I’m fascinated by the ways in which containers and vessels are themselves transported and stored, and by the potential for objects generated by human activity to both enable and work to the detriment of movement and 'progress'.
This interest in where and how the distinction between a cultural artefact and a piece of detritus sits extends to chains of decay and reuse: whether that’s thinking about landfill and boxes in the attic, or Philip Guston’s ‘crapola’, or prehistoric midden heaps, compost bins and stock cooked from bones, or how people once used and reused rags.
With castle (dog-box), I wanted to see how a pile of ‘leftover’ objects might provide a way to unpack a situation or event; like an inventory notating a life that has been lived, or grave goods in a tomb acting as provision for a less tangible journey or existence to come.

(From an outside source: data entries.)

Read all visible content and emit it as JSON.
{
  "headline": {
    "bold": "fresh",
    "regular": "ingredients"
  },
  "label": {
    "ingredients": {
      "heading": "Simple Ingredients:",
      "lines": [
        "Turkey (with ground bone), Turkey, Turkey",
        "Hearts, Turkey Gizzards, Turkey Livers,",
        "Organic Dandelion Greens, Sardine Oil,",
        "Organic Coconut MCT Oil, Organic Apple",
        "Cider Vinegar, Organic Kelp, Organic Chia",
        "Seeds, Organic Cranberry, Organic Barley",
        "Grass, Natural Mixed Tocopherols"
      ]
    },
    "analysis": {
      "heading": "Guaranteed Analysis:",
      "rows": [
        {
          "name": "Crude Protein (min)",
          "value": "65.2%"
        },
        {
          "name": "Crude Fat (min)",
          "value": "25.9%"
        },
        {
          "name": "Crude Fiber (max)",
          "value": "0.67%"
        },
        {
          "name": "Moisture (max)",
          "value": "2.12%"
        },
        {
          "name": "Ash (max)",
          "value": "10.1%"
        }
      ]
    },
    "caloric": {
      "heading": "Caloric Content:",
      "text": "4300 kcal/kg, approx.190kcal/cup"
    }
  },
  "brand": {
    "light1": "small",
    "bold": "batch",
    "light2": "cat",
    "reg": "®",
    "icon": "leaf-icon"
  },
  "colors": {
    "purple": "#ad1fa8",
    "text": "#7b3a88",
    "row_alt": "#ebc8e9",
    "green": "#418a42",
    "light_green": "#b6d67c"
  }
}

Otherwise, I’ll be spying on dogs. Scheming on how to suck them into another dimension. All for me.
I keep coming back to old images of polar explorers and travelling pedlars all lumbered up with their equipment. And to imagining big piles of tat and red rubber dog bones.
This box has acted as a vessel for my interests over the past couple of months. I needed a framework open enough to accommodate new works, ideas, and adaptations as they came up, but together enough to examine all these things alongside one another... a modular container to be packed up and unpacked and then packed again in various configurations.
In the future, I can imagine using it as a mobile station for printmaking workshops and storytelling sessions. Or as a pot-stand in the garden.